In a few days there will be four women up in space. That's the largest number of women in orbit ever, and all of them are headed for the space station.
   So which one of them is the mean girl? And which one is the target? You know it's gonna happen, whenever there are three women in the same room, two of them ostracize the third, and it gets even worse the more ladies there are. This is bound to hold true up in orbit, especially in the tight confines of a space shuttle or space station. And don't tell me I'm being sexist or perpetuating sterotypes, it's true and you know it. One of the four women astronauts is going to cry before it's all over, and wonder why the other three don't like her.
   Maybe NASA will pipe down footage of the zero-g pillow fight they're going to have. I mean, seriously, isn't being on the space station like one freaky slumber party?

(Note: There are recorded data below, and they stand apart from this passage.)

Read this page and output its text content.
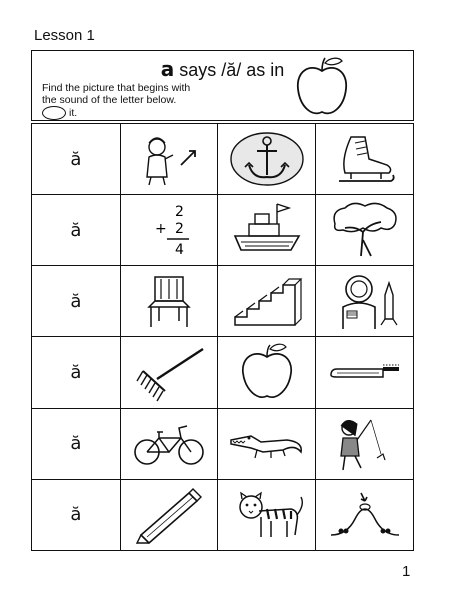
Lesson 1
a says /ă/ as in
Find the picture that begins with
the sound of the letter below.
it.
ă	

ă	2
+ 2
4

ă	

ă	

ă	

ă	

1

They can get in their sleeping bags, pop popcorn and make cookies, play with a Ouija board, do each other's hair and talk about the boys back in Mission Control.

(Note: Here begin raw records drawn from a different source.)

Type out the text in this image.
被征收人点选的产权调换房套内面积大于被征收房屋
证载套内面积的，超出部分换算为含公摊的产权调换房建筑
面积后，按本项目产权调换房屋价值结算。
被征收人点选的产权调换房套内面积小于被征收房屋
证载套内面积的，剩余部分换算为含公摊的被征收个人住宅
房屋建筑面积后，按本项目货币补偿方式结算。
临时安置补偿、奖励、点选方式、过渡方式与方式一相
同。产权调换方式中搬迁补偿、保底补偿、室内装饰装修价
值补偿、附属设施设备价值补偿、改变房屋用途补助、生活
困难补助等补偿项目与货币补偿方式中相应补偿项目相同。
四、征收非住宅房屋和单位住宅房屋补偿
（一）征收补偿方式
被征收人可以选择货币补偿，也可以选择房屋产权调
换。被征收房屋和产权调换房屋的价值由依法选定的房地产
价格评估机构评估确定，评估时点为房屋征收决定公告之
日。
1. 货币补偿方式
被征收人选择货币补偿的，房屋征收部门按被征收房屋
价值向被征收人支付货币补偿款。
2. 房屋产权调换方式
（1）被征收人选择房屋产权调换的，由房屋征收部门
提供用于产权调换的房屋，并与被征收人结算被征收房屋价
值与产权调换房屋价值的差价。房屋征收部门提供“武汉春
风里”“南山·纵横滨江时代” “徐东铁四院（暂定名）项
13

   Okay, see? That was sexist, that last paragraph. I shouldn't have written that, I know. I feel ashamed. And ready for the YouTube footage of the pillow fight.

Friday, April 2, 2010

Ah, Look At All The Lonely Taco Trucks

So I was down on Wilshire today - for a job interview, yikes!! - and coming back home I took 6th Street, right around lunch time.
   I have never seen so many taco trucks in one place. I know Los Angeles is the mecca for taco trucks, they're everywhere, but this was above and beyond. At 6th and Alvarado I counted nine taco trucks parked around the intersection, vending their food. Nine! That's crazy.
   Obviously the business is there, or the taco trucks wouldn't be parked where they are. But there are also regular restaurants right there too. Probably with owners shaking their fists at the taco trucks.
   Seems to me like a fad, like the automats from sixty years ago, or perhaps something born out of desperation, a quick, easy business started by people with no other option for a job. But I can't imagine that there is enough sidewalk business to keep every taco truck working.
   So what happens when the economy rebounds? Do the taco trucks go away, or do they go upscale? And if the taco trucks go out of business, what happens to the truck itself? Will there be a wave of foreclosures on subprime taco trucks? Do they have subprime taco trucks?
   Things like this keep me up at night.